Examining Duck Typing and Polymorphism

00:00 In this lesson, you get to know what polymorphism is and how duck typing is one of the ways you can implement it.

00:07 Let’s start with polymorphism. The word might sound fancy, but the idea is straightforward. Polymorphism lets a function handle objects of any type, as long as they share the same behavior, and it adapts its behavior based on the object’s capabilities.

00:22 You’ll find different forms of polymorphism in object-oriented programming. For example, you’ve probably seen polymorphism being implemented using inheritance before.

00:32 Let’s go back to the example that you just saw in the previous lesson. The albatross, the duck, and swan that could fly and swim. Using inheritance, you can create a base class Bird that enforces the subclasses to have the methods swim() and fly().

00:50 If the subclasses don’t have these methods, you’d get a NotImplementedError. Then you can create subclasses of Bird like Duck, Swan, and Albatross that have their own swim() and fly() methods, like Duck would say the duck is swimming.

01:06 In other words, you’re using a base class to create an interface here.

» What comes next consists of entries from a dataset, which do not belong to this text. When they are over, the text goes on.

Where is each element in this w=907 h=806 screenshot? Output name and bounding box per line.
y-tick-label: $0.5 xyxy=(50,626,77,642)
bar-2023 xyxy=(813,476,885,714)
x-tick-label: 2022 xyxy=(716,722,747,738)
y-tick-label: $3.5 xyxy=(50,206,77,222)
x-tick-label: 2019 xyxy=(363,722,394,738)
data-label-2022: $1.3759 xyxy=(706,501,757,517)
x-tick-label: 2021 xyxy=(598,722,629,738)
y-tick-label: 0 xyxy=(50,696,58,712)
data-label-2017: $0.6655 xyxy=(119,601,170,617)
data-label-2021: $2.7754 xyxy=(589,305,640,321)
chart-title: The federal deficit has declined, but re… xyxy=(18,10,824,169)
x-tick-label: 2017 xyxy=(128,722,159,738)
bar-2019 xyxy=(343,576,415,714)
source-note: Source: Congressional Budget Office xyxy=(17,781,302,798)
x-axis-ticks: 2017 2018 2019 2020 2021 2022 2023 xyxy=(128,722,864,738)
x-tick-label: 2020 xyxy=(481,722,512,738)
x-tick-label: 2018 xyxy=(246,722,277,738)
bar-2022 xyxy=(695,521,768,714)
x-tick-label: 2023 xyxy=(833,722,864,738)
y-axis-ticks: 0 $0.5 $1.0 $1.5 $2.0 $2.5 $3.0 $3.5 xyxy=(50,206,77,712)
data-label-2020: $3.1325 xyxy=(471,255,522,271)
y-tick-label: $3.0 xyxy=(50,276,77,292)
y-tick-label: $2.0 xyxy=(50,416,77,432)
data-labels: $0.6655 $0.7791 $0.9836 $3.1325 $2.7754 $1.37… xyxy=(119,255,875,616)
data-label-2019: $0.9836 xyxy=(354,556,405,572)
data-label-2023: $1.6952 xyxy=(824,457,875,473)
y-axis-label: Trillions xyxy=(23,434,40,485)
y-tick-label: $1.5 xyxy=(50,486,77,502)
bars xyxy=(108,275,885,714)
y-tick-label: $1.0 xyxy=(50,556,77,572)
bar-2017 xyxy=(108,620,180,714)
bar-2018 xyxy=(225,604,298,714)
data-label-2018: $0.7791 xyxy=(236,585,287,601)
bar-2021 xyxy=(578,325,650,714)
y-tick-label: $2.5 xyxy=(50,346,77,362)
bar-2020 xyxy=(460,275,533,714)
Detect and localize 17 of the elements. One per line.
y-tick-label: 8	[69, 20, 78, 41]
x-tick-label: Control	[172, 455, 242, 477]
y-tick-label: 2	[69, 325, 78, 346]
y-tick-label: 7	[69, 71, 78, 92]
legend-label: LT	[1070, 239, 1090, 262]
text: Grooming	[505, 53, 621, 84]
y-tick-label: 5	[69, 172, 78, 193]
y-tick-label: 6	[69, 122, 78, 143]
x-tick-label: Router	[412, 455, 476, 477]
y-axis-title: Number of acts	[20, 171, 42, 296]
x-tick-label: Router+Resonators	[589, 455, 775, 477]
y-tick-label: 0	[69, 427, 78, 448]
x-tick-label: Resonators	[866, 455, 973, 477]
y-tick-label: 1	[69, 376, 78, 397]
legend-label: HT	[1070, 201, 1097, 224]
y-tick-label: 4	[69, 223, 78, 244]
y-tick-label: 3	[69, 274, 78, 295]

01:12 When you go ahead and create instances of Duck, Swan, and Albatross, they all have fly() and swim() methods since they come from the same base class Bird.

01:22 When you use fly() and swim() on them, it works. The duck is flying, the duck is swimming, etc.

01:30 Duck typing is another way to achieve polymorphism in Python that doesn’t require inheritance. It works by allowing different objects to use the same methods as long as they define them.

01:43 You’ve actually seen this example before in the previous lessons. You’re doing exactly the same thing as before, but without creating any base class and inheriting from it.

01:52 You have separate classes here that don’t share any base classes, yet they all have fly() and swim() methods. Since they all have the needed methods, you can treat them exactly the same.

02:06 When you create instances and use fly() and swim() on them, it works and you get exactly the same results as before. This is implementing polymorphism using duck typing in action.

02:20 Duck typing isn’t just a cool concept. It actually makes your code more flexible and easier to work with, and here’s why. Flexibility: you can use different objects interchangeably as long as they have the right behavior.

02:33 No need to worry about their exact types. Simplicity: Instead of focusing on what class an object belongs to, you just care about what it does. Code reuse: you can reuse classes in different contexts without forcing them into a rigid inheritance structure.

02:50 Easier prototyping: You can create objects with necessary behavior and skip complex type definitions.

02:59 But of course, duck typing isn’t perfect. Here’s what to watch out for: runtime errors. If an object is missing a required method, your code won’t fail until execution time.

03:11 Python won’t warn you in advance. Lack of explicitness: without clear type definitions, it can be harder to tell which methods an object should have just by looking at it.

03:24 Maintenance issues: as your project grows, keeping track of which object supports which behavior can get really tricky. Now, you’ll see concrete examples of these downsides and the alternatives soon, but for now, the key takeaway is this—duck typing makes your code more dynamic, but it also requires careful handling to avoid unexpected errors.